When you set a goal and make a plan to achieve it, you will be happy as long as you don’t feel that you need to achieve it. When you feel you have to achieve your goal, the pursuit loses its joy. It becomes a teeth-gritting, stress-inducing, and frustration-producing endeavor. This is why the pursuit of any goal must be enjoyable if you are going to have any chance of achieving it.

Random goals are hard to achieve, because they don’t create a desire inside you to really have them. To achieve a goal it must mean something to you. It must be something you really want with your whole heart and sole.

When you set a goal you should always ask yourself why you want to achieve it. How will achieving this goal improve your life? Will it bring you more wealth? Will it bring you more happiness or better health? There has to be a reason why you want to achieve the goal you’re setting. Earl Nightingale called it a “worthy ideal.”

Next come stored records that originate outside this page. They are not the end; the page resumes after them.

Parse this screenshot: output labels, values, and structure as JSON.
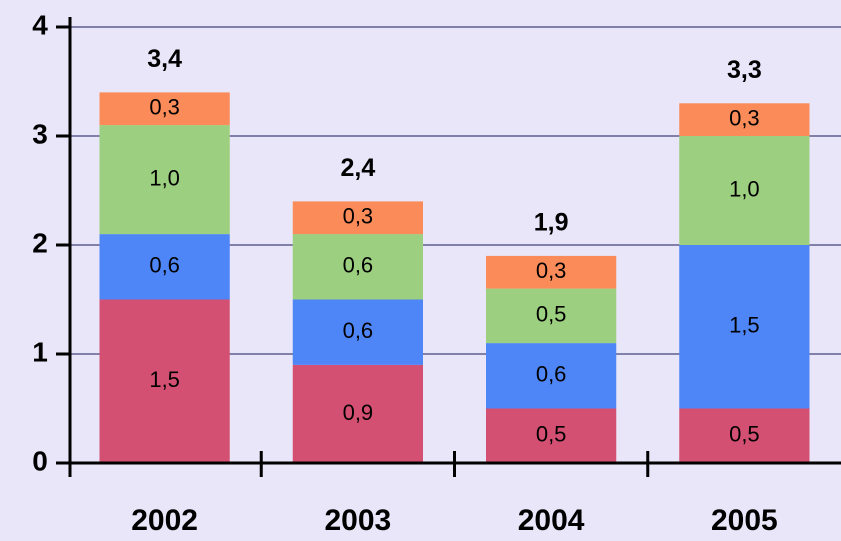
{
  "chart_data": {
    "type": "stacked-bar",
    "categories": [
      "2002",
      "2003",
      "2004",
      "2005"
    ],
    "series": [
      {
        "color": "#d45072",
        "values": [
          1.5,
          0.9,
          0.5,
          0.5
        ],
        "value_labels": [
          "1,5",
          "0,9",
          "0,5",
          "0,5"
        ]
      },
      {
        "color": "#4f86f7",
        "values": [
          0.6,
          0.6,
          0.6,
          1.5
        ],
        "value_labels": [
          "0,6",
          "0,6",
          "0,6",
          "1,5"
        ]
      },
      {
        "color": "#9ccf7f",
        "values": [
          1.0,
          0.6,
          0.5,
          1.0
        ],
        "value_labels": [
          "1,0",
          "0,6",
          "0,5",
          "1,0"
        ]
      },
      {
        "color": "#fb8c5a",
        "values": [
          0.3,
          0.3,
          0.3,
          0.3
        ],
        "value_labels": [
          "0,3",
          "0,3",
          "0,3",
          "0,3"
        ]
      }
    ],
    "totals": {
      "values": [
        3.4,
        2.4,
        1.9,
        3.3
      ],
      "value_labels": [
        "3,4",
        "2,4",
        "1,9",
        "3,3"
      ]
    },
    "ylim": [
      0,
      4
    ],
    "yticks": [
      0,
      1,
      2,
      3,
      4
    ],
    "grid": true
  }
}
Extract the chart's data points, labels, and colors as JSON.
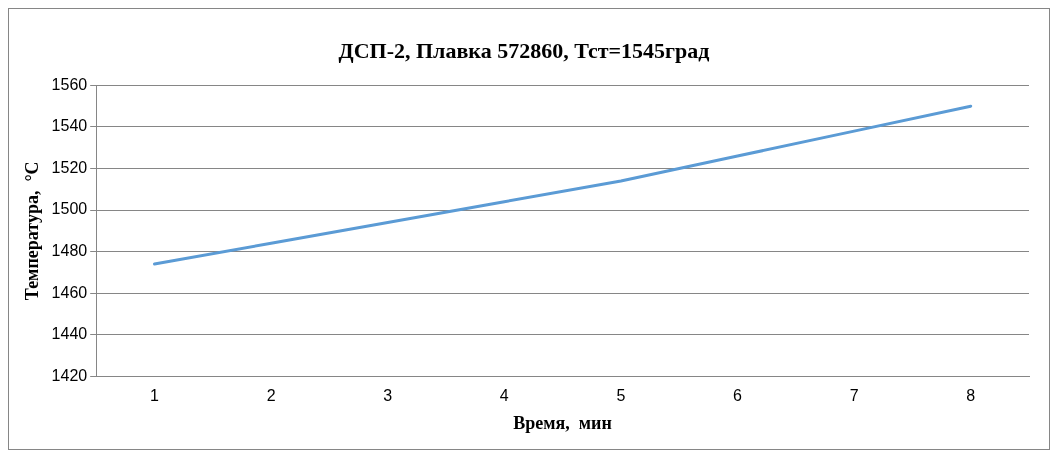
{
  "chart_data": {
    "type": "line",
    "title": "ДСП-2, Плавка 572860, Тст=1545град",
    "xlabel": "Время,  мин",
    "ylabel": "Температура,  °С",
    "categories": [
      "1",
      "2",
      "3",
      "4",
      "5",
      "6",
      "7",
      "8"
    ],
    "series": [
      {
        "color": "#5b9bd5",
        "values": [
          1474,
          1484,
          1494,
          1504,
          1514,
          1526,
          1538,
          1550
        ]
      }
    ],
    "ylim": [
      1420,
      1560
    ],
    "yticks": [
      1420,
      1440,
      1460,
      1480,
      1500,
      1520,
      1540,
      1560
    ],
    "grid": "y",
    "legend": false,
    "marker": "none"
  }
}
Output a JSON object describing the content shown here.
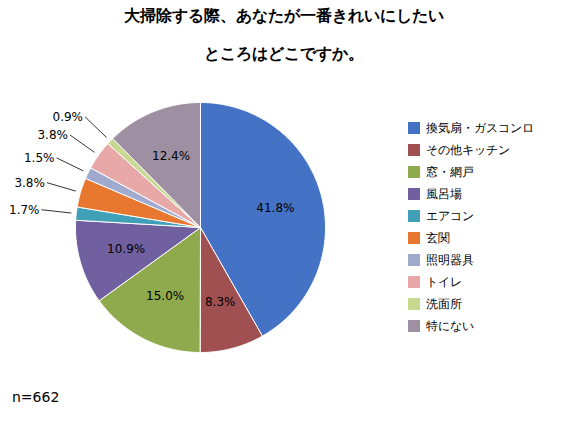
{
  "chart_data": {
    "type": "pie",
    "title": "大掃除する際、あなたが一番きれいにしたい\n\nところはどこですか。",
    "categories": [
      "換気扇・ガスコンロ",
      "その他キッチン",
      "窓・網戸",
      "風呂場",
      "エアコン",
      "玄関",
      "照明器具",
      "トイレ",
      "洗面所",
      "特にない"
    ],
    "values": [
      41.8,
      8.3,
      15.0,
      10.9,
      1.7,
      3.8,
      1.5,
      3.8,
      0.9,
      12.4
    ],
    "value_labels": [
      "41.8%",
      "8.3%",
      "15.0%",
      "10.9%",
      "1.7%",
      "3.8%",
      "1.5%",
      "3.8%",
      "0.9%",
      "12.4%"
    ],
    "colors": [
      "#4472C4",
      "#A05050",
      "#8EAA4C",
      "#7060A0",
      "#40A0B8",
      "#E87830",
      "#A0AACE",
      "#E8A8A8",
      "#C8D890",
      "#9E8FA2"
    ],
    "data_labels": true,
    "legend": "right",
    "annotations": [
      "n=662"
    ]
  }
}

This is one of the main reasons why people who have learned to set goals at a young age achieve so much more in life than most people. Parents who teach their children how to set goals on a regular basis are giving them one of the most important future success tools possible.

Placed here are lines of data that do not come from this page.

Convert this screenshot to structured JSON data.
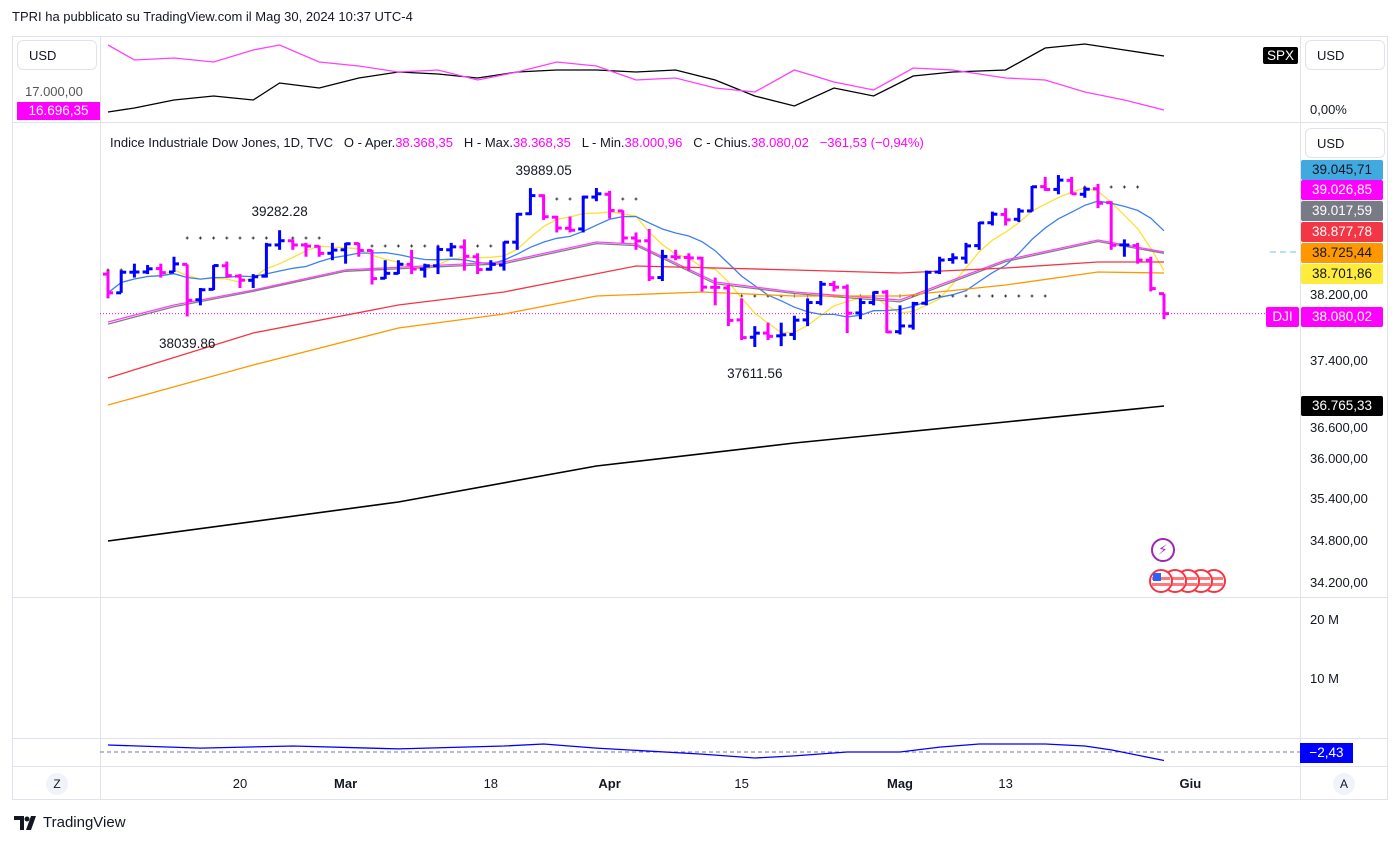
{
  "header": {
    "title": "TPRI ha pubblicato su TradingView.com il Mag 30, 2024 10:37 UTC-4"
  },
  "compare_pane": {
    "currency_left": "USD",
    "currency_right": "USD",
    "left_tick": "17.000,00",
    "left_badge": "16.696,35",
    "right_tick": "0,00%",
    "symbol_badge": "SPX",
    "colors": {
      "spx": "#000000",
      "ratio": "#ff40ff"
    }
  },
  "legend": {
    "name": "Indice Industriale Dow Jones, 1D, TVC",
    "open_label": "O - Aper.",
    "open": "38.368,35",
    "high_label": "H - Max.",
    "high": "38.368,35",
    "low_label": "L - Min.",
    "low": "38.000,96",
    "close_label": "C - Chius.",
    "close": "38.080,02",
    "change": "−361,53 (−0,94%)"
  },
  "price_axis": {
    "currency": "USD",
    "ticks": [
      "37.400,00",
      "36.600,00",
      "36.000,00",
      "35.400,00",
      "34.800,00",
      "34.200,00",
      "38.200,00"
    ],
    "badges": [
      {
        "value": "39.045,71",
        "bg": "#3fa9e0",
        "fg": "#131722"
      },
      {
        "value": "39.026,85",
        "bg": "#ff00ff",
        "fg": "#ffffff"
      },
      {
        "value": "39.017,59",
        "bg": "#787b86",
        "fg": "#ffffff"
      },
      {
        "value": "38.877,78",
        "bg": "#f23645",
        "fg": "#ffffff"
      },
      {
        "value": "38.725,44",
        "bg": "#ff9800",
        "fg": "#131722"
      },
      {
        "value": "38.701,86",
        "bg": "#ffeb3b",
        "fg": "#131722"
      },
      {
        "value": "38.080,02",
        "bg": "#ff00ff",
        "fg": "#ffffff"
      },
      {
        "value": "36.765,33",
        "bg": "#000000",
        "fg": "#ffffff"
      }
    ],
    "symbol_badge": "DJI"
  },
  "volume_axis": {
    "ticks": [
      "20 M",
      "10 M"
    ]
  },
  "oscillator": {
    "badge": "−2,43",
    "color": "#0000ff",
    "values": [
      [
        0,
        2
      ],
      [
        7,
        1.1
      ],
      [
        14,
        1.7
      ],
      [
        22,
        0.9
      ],
      [
        30,
        1.7
      ],
      [
        33,
        2.3
      ],
      [
        37,
        1.1
      ],
      [
        45,
        -0.6
      ],
      [
        49,
        -1.7
      ],
      [
        52,
        -1.1
      ],
      [
        56,
        0
      ],
      [
        60,
        0
      ],
      [
        63,
        1.4
      ],
      [
        66,
        2.3
      ],
      [
        71,
        2.3
      ],
      [
        74,
        1.7
      ],
      [
        76,
        0.6
      ],
      [
        80,
        -2.43
      ]
    ]
  },
  "time_axis": {
    "labels": [
      {
        "text": "20",
        "index": 10
      },
      {
        "text": "Mar",
        "index": 18
      },
      {
        "text": "18",
        "index": 29
      },
      {
        "text": "Apr",
        "index": 38
      },
      {
        "text": "15",
        "index": 48
      },
      {
        "text": "Mag",
        "index": 60
      },
      {
        "text": "13",
        "index": 68
      },
      {
        "text": "Giu",
        "index": 82
      }
    ],
    "left_button": "Z",
    "right_button": "A"
  },
  "annotations": [
    {
      "text": "39889.05",
      "index": 33,
      "price": 40130
    },
    {
      "text": "39282.28",
      "index": 13,
      "price": 39540
    },
    {
      "text": "38039.86",
      "index": 6,
      "price": 37640
    },
    {
      "text": "37611.56",
      "index": 49,
      "price": 37210
    }
  ],
  "footer": {
    "brand": "TradingView"
  },
  "chart_data": {
    "type": "ohlc",
    "title": "Indice Industriale Dow Jones, 1D, TVC",
    "ylim": [
      34200,
      40600
    ],
    "colors": {
      "up": "#0000ff",
      "down": "#ff00ff"
    },
    "ohlc": [
      [
        38650,
        38700,
        38300,
        38380
      ],
      [
        38380,
        38700,
        38380,
        38677
      ],
      [
        38677,
        38800,
        38600,
        38680
      ],
      [
        38680,
        38780,
        38650,
        38726
      ],
      [
        38730,
        38800,
        38600,
        38671
      ],
      [
        38680,
        38900,
        38680,
        38797
      ],
      [
        38790,
        38790,
        38040,
        38272
      ],
      [
        38280,
        38450,
        38200,
        38424
      ],
      [
        38430,
        38780,
        38420,
        38773
      ],
      [
        38770,
        38830,
        38600,
        38627
      ],
      [
        38620,
        38650,
        38450,
        38563
      ],
      [
        38560,
        38650,
        38450,
        38612
      ],
      [
        38620,
        39100,
        38600,
        39069
      ],
      [
        39070,
        39282,
        39000,
        39131
      ],
      [
        39130,
        39150,
        39000,
        39069
      ],
      [
        39070,
        39100,
        38900,
        39053
      ],
      [
        39050,
        39060,
        38900,
        38949
      ],
      [
        38950,
        39100,
        38850,
        38996
      ],
      [
        39000,
        39100,
        38800,
        39087
      ],
      [
        39090,
        39100,
        38900,
        38990
      ],
      [
        38990,
        39000,
        38500,
        38585
      ],
      [
        38590,
        38850,
        38580,
        38661
      ],
      [
        38660,
        38850,
        38650,
        38791
      ],
      [
        38790,
        39000,
        38650,
        38723
      ],
      [
        38720,
        38800,
        38600,
        38770
      ],
      [
        38770,
        39050,
        38650,
        39005
      ],
      [
        39000,
        39100,
        38900,
        39043
      ],
      [
        39040,
        39150,
        38700,
        38906
      ],
      [
        38900,
        38950,
        38650,
        38715
      ],
      [
        38720,
        38850,
        38700,
        38790
      ],
      [
        38780,
        39120,
        38700,
        39110
      ],
      [
        39110,
        39530,
        39000,
        39512
      ],
      [
        39520,
        39889,
        39500,
        39781
      ],
      [
        39780,
        39800,
        39430,
        39476
      ],
      [
        39470,
        39490,
        39250,
        39313
      ],
      [
        39310,
        39480,
        39250,
        39282
      ],
      [
        39300,
        39780,
        39250,
        39760
      ],
      [
        39760,
        39890,
        39700,
        39807
      ],
      [
        39800,
        39850,
        39450,
        39567
      ],
      [
        39560,
        39570,
        39100,
        39170
      ],
      [
        39170,
        39250,
        39000,
        39127
      ],
      [
        39130,
        39300,
        38550,
        38597
      ],
      [
        38600,
        39000,
        38550,
        38904
      ],
      [
        38900,
        39000,
        38850,
        38892
      ],
      [
        38890,
        38950,
        38700,
        38883
      ],
      [
        38880,
        38900,
        38400,
        38462
      ],
      [
        38460,
        38600,
        38200,
        38459
      ],
      [
        38450,
        38500,
        37900,
        37983
      ],
      [
        37990,
        38300,
        37700,
        37735
      ],
      [
        37740,
        37900,
        37600,
        37799
      ],
      [
        37800,
        37950,
        37700,
        37753
      ],
      [
        37760,
        37950,
        37612,
        37775
      ],
      [
        37780,
        38050,
        37700,
        37986
      ],
      [
        37990,
        38300,
        37900,
        38240
      ],
      [
        38240,
        38550,
        38200,
        38504
      ],
      [
        38500,
        38550,
        38400,
        38461
      ],
      [
        38460,
        38500,
        37800,
        38086
      ],
      [
        38090,
        38300,
        38000,
        38240
      ],
      [
        38240,
        38400,
        38200,
        38386
      ],
      [
        38390,
        38420,
        37800,
        37816
      ],
      [
        37820,
        38200,
        37780,
        37903
      ],
      [
        37900,
        38250,
        37850,
        38226
      ],
      [
        38230,
        38700,
        38200,
        38676
      ],
      [
        38680,
        38900,
        38650,
        38852
      ],
      [
        38860,
        38950,
        38800,
        38884
      ],
      [
        38880,
        39100,
        38800,
        39056
      ],
      [
        39060,
        39400,
        39000,
        39388
      ],
      [
        39390,
        39550,
        39350,
        39513
      ],
      [
        39510,
        39600,
        39350,
        39432
      ],
      [
        39440,
        39600,
        39400,
        39558
      ],
      [
        39560,
        39920,
        39550,
        39908
      ],
      [
        39910,
        40050,
        39850,
        39869
      ],
      [
        39870,
        40077,
        39800,
        40004
      ],
      [
        40000,
        40050,
        39800,
        39807
      ],
      [
        39800,
        39900,
        39750,
        39873
      ],
      [
        39880,
        39950,
        39600,
        39671
      ],
      [
        39680,
        39700,
        39000,
        39065
      ],
      [
        39070,
        39150,
        38900,
        39070
      ],
      [
        39060,
        39100,
        38800,
        38852
      ],
      [
        38850,
        38900,
        38400,
        38441
      ],
      [
        38368,
        38368,
        38000,
        38080
      ]
    ],
    "moving_averages": [
      {
        "name": "ma-yellow",
        "color": "#ffe033",
        "period": 5,
        "computed": true
      },
      {
        "name": "ma-blue",
        "color": "#3d7ff0",
        "period": 10,
        "computed": true
      },
      {
        "name": "ma-gray",
        "color": "#808080",
        "points": [
          [
            0,
            37930
          ],
          [
            5,
            38180
          ],
          [
            11,
            38400
          ],
          [
            18,
            38690
          ],
          [
            30,
            38800
          ],
          [
            37,
            39090
          ],
          [
            40,
            39060
          ],
          [
            46,
            38510
          ],
          [
            52,
            38370
          ],
          [
            60,
            38250
          ],
          [
            68,
            38830
          ],
          [
            75,
            39120
          ],
          [
            80,
            38950
          ]
        ]
      },
      {
        "name": "ma-magenta",
        "color": "#ff40ff",
        "points": [
          [
            0,
            37960
          ],
          [
            5,
            38205
          ],
          [
            11,
            38420
          ],
          [
            18,
            38710
          ],
          [
            30,
            38824
          ],
          [
            37,
            39112
          ],
          [
            40,
            39083
          ],
          [
            46,
            38536
          ],
          [
            52,
            38392
          ],
          [
            60,
            38277
          ],
          [
            68,
            38853
          ],
          [
            75,
            39141
          ],
          [
            80,
            38968
          ]
        ]
      },
      {
        "name": "ma-red",
        "color": "#f23645",
        "points": [
          [
            0,
            37153
          ],
          [
            11,
            37801
          ],
          [
            22,
            38205
          ],
          [
            30,
            38392
          ],
          [
            40,
            38767
          ],
          [
            52,
            38709
          ],
          [
            60,
            38666
          ],
          [
            68,
            38738
          ],
          [
            75,
            38824
          ],
          [
            80,
            38824
          ]
        ]
      },
      {
        "name": "ma-orange",
        "color": "#ff9800",
        "points": [
          [
            0,
            36763
          ],
          [
            11,
            37340
          ],
          [
            22,
            37873
          ],
          [
            30,
            38075
          ],
          [
            37,
            38334
          ],
          [
            45,
            38392
          ],
          [
            52,
            38334
          ],
          [
            60,
            38334
          ],
          [
            68,
            38493
          ],
          [
            75,
            38680
          ],
          [
            80,
            38665
          ]
        ]
      },
      {
        "name": "ma-black",
        "color": "#000000",
        "points": [
          [
            0,
            34804
          ],
          [
            22,
            35366
          ],
          [
            37,
            35885
          ],
          [
            52,
            36216
          ],
          [
            68,
            36519
          ],
          [
            80,
            36749
          ]
        ]
      }
    ],
    "dot_levels": [
      [
        0,
        5,
        38709
      ],
      [
        6,
        16,
        39170
      ],
      [
        19,
        30,
        39054
      ],
      [
        32,
        40,
        39732
      ],
      [
        48,
        57,
        38334
      ],
      [
        60,
        71,
        38334
      ],
      [
        71,
        78,
        39905
      ]
    ],
    "compare_series": {
      "spx": [
        [
          0,
          0
        ],
        [
          2,
          4
        ],
        [
          5,
          12
        ],
        [
          8,
          16
        ],
        [
          11,
          12
        ],
        [
          13,
          29
        ],
        [
          16,
          24
        ],
        [
          19,
          34
        ],
        [
          22,
          40
        ],
        [
          25,
          38
        ],
        [
          28,
          34
        ],
        [
          31,
          40
        ],
        [
          34,
          42
        ],
        [
          37,
          42
        ],
        [
          40,
          40
        ],
        [
          43,
          42
        ],
        [
          46,
          32
        ],
        [
          49,
          16
        ],
        [
          52,
          6
        ],
        [
          55,
          24
        ],
        [
          58,
          16
        ],
        [
          61,
          36
        ],
        [
          64,
          40
        ],
        [
          68,
          42
        ],
        [
          71,
          64
        ],
        [
          74,
          68
        ],
        [
          77,
          62
        ],
        [
          80,
          56
        ]
      ],
      "ratio": [
        [
          0,
          67
        ],
        [
          2,
          52
        ],
        [
          5,
          54
        ],
        [
          8,
          50
        ],
        [
          11,
          62
        ],
        [
          13,
          67
        ],
        [
          16,
          50
        ],
        [
          19,
          46
        ],
        [
          22,
          40
        ],
        [
          25,
          42
        ],
        [
          28,
          32
        ],
        [
          31,
          40
        ],
        [
          34,
          50
        ],
        [
          37,
          46
        ],
        [
          40,
          32
        ],
        [
          43,
          34
        ],
        [
          46,
          24
        ],
        [
          49,
          20
        ],
        [
          52,
          42
        ],
        [
          55,
          30
        ],
        [
          58,
          22
        ],
        [
          61,
          44
        ],
        [
          64,
          42
        ],
        [
          68,
          34
        ],
        [
          71,
          32
        ],
        [
          74,
          20
        ],
        [
          77,
          12
        ],
        [
          80,
          2
        ]
      ]
    }
  }
}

When parents reward their children for achieving a goal such as a higher grade in school or for some other achievement they making the pursuit of goals fun and their children want to set goals for more and more things. Goal setting then becomes a habit that a child continues to do into and through his or her entire adult life.

If you randomly set a goal you need to revise the status of your goal. Change it from a need to desire. It’s a simple decision. When you feel pressured and unhappy about working toward your goal, the feeling is your warning light reminding you that a goal is a preference. Remember, the starting point of all achievement is not need, it is desire.

If reminding yourself of this fact doesn’t change how you feel, consider giving up on your goal because chances are you will never achieve it. Most likely you will discover that you don’t want to give up, because the act of thinking about it will help put your goal in perspective.

The goals you set are your own. It’s your life. You don’t have to set them, and you don’t have to achieve them. As long as you are aware of this fact, the process of setting goals will be enjoyable, and it will make it much easier to maintain a positive attitude. When you forget it and start thinking you need to accomplish your goal, you loose the pleasure of the pursuit. Without pleasure what’s the point of setting goals at all.